AMA: Give Physicians Upfront Grants to Form ACOs

Criticisms of their journal article notwithstanding, Dr. Kocher and Sahni are not alone in their apprehension about powerful hospitals and health systems calling the shots in ACOs. A trade group for independent practice associations (IPAs) — seen as natural building blocks for ACOs in some quarters — essentially asks the same question Dr. Kocher and Sahni raise in their article.

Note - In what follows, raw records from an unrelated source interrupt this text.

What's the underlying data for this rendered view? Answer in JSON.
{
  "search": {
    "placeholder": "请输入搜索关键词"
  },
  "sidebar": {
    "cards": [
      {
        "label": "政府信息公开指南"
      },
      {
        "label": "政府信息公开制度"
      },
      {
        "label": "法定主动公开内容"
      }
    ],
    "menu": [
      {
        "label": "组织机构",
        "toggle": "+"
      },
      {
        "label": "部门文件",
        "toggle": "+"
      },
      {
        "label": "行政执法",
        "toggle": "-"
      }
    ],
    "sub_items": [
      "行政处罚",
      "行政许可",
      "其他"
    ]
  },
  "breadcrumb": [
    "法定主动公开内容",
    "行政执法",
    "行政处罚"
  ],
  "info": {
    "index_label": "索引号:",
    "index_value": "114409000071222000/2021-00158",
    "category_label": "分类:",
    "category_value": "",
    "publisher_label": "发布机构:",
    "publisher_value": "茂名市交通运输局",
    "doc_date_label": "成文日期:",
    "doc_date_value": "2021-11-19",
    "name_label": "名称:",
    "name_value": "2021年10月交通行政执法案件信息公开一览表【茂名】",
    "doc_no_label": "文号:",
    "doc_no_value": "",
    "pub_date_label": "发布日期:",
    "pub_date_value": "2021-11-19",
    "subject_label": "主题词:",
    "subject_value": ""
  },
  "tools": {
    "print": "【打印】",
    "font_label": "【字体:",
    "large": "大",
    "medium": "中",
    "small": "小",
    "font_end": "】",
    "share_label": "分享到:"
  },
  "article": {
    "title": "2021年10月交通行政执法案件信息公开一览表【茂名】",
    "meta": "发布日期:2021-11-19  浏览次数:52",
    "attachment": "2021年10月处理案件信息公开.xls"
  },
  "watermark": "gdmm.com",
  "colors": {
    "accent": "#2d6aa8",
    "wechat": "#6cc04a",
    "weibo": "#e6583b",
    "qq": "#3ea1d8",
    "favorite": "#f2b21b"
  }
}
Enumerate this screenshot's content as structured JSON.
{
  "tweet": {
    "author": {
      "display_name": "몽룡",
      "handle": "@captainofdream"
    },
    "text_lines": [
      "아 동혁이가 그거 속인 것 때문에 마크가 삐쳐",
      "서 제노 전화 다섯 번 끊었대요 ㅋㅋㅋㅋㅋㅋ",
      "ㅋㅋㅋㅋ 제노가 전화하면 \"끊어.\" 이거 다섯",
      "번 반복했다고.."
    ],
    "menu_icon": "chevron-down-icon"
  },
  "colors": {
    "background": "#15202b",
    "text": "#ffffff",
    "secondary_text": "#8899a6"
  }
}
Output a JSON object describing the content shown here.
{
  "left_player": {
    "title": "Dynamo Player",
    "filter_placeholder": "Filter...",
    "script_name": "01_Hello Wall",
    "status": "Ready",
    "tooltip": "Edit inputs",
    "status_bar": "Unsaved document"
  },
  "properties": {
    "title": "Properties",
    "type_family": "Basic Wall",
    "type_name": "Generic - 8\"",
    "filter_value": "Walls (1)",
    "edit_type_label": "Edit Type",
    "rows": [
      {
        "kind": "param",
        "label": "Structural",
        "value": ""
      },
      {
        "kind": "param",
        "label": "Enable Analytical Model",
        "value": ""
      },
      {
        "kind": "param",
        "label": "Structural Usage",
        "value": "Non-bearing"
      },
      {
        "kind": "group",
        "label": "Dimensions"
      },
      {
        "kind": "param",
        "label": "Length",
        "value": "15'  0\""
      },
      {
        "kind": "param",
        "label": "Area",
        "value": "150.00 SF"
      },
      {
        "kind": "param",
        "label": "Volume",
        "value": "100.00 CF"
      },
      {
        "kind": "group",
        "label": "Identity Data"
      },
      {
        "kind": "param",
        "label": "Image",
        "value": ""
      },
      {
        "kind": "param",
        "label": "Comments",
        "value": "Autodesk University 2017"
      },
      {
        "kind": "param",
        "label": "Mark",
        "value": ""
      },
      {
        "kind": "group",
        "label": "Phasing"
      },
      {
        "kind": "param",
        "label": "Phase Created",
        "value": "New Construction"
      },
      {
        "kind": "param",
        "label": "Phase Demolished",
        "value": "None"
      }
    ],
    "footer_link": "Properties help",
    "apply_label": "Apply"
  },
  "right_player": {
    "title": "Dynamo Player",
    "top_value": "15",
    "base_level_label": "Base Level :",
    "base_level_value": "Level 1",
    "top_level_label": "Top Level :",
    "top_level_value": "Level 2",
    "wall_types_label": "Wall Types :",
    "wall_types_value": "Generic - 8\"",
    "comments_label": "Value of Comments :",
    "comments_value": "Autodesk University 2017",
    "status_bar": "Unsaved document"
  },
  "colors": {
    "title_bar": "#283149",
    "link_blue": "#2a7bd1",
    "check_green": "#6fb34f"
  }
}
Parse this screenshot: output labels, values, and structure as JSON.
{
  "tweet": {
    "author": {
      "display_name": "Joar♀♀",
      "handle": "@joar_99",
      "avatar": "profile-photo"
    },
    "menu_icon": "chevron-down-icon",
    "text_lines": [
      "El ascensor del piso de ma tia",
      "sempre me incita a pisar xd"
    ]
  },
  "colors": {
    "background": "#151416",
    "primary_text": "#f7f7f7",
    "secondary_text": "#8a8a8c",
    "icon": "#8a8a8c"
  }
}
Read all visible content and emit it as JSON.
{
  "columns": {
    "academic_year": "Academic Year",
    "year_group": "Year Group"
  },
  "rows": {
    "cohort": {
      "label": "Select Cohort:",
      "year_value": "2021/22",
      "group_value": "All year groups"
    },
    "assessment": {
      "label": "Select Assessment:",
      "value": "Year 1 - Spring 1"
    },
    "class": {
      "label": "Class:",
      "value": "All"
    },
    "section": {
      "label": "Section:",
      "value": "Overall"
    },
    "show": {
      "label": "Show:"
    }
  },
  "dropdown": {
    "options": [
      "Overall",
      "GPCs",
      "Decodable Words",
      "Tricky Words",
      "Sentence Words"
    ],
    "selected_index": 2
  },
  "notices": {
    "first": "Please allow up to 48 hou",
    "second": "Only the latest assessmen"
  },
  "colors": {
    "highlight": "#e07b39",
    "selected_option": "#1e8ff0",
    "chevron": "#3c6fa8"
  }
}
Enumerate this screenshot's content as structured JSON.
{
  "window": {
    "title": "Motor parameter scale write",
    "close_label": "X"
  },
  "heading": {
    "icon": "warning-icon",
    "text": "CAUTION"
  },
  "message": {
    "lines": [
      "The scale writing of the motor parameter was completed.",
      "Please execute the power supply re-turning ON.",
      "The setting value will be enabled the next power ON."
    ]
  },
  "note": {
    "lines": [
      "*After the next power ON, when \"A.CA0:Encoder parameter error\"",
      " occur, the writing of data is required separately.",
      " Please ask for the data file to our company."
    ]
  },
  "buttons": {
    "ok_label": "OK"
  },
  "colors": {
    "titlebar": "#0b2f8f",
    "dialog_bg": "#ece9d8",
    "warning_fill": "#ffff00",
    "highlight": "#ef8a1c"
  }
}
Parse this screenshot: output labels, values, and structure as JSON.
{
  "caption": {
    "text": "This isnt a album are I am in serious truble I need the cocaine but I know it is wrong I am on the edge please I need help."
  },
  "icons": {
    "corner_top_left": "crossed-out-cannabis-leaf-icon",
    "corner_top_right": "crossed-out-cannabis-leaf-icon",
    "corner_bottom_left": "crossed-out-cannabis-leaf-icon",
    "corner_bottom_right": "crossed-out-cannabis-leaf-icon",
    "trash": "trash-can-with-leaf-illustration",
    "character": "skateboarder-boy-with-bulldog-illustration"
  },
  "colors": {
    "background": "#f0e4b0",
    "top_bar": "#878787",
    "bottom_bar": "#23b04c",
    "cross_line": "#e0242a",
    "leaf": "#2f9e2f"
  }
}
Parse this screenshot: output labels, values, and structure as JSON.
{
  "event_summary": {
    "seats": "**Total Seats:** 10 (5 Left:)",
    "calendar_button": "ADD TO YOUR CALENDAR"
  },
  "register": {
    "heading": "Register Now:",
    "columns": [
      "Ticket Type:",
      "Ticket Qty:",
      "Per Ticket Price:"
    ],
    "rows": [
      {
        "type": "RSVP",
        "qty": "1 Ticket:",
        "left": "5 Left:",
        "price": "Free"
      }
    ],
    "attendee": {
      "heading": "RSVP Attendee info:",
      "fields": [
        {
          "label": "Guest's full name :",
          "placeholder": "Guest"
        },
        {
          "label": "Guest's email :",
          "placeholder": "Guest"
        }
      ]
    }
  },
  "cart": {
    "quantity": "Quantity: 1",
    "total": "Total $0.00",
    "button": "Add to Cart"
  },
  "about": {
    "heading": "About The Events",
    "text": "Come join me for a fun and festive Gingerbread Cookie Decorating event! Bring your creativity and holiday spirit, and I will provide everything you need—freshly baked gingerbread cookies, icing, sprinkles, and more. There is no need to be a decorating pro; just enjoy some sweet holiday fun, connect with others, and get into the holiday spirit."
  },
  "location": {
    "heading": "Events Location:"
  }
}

"Will [IPAs] step up to the plate to lead in the formation of ACOs, or will they let their physician members be herded by market forces into other, more powerful organizations, such as hospital-led health systems, or large integrated physician organizations?" write Albert Holloway, Jr, president and chief executive officer of The IPA Association of America (TIPAAA), and healthcare consultant Hal Sadowy, PhD. The TIPAA Web site states that the group represents more than 303,000 physicians affiliated with IPAs.

In September, the American Medical Association (AMA) asked the Obama administration to help physicians participate in ACOs, "and not inadvertently bias participation in favor of large health systems and hospital-dominated groups." One AMA worry is that physicians forming ACOs could run afoul of federal laws that prohibit self-referrals, payments for referrals, collective bargaining by independent physicians, and hospitals paying physicians to limit care. So the AMA is urging the Obama administration to give physicians the waivers and safe harbors they need to operate without legal fear.

Yesterday, the AMA went a step further and released a set of principles for ACOs, emphasizing that these groups must be physician-led and enable independent physicians to get involved. To level the playing field, CMS should give grants to medical groups to help cover ACO start-up costs, the association recommended.

For all the incessant discussion of ACOs, CMS is still in the process of drafting rules and regulations for how these organizations will function. The federal program for ACOs to share in Medicare savings is set to debut in 2012.

N Engl J Med. Published online November 10, 2010.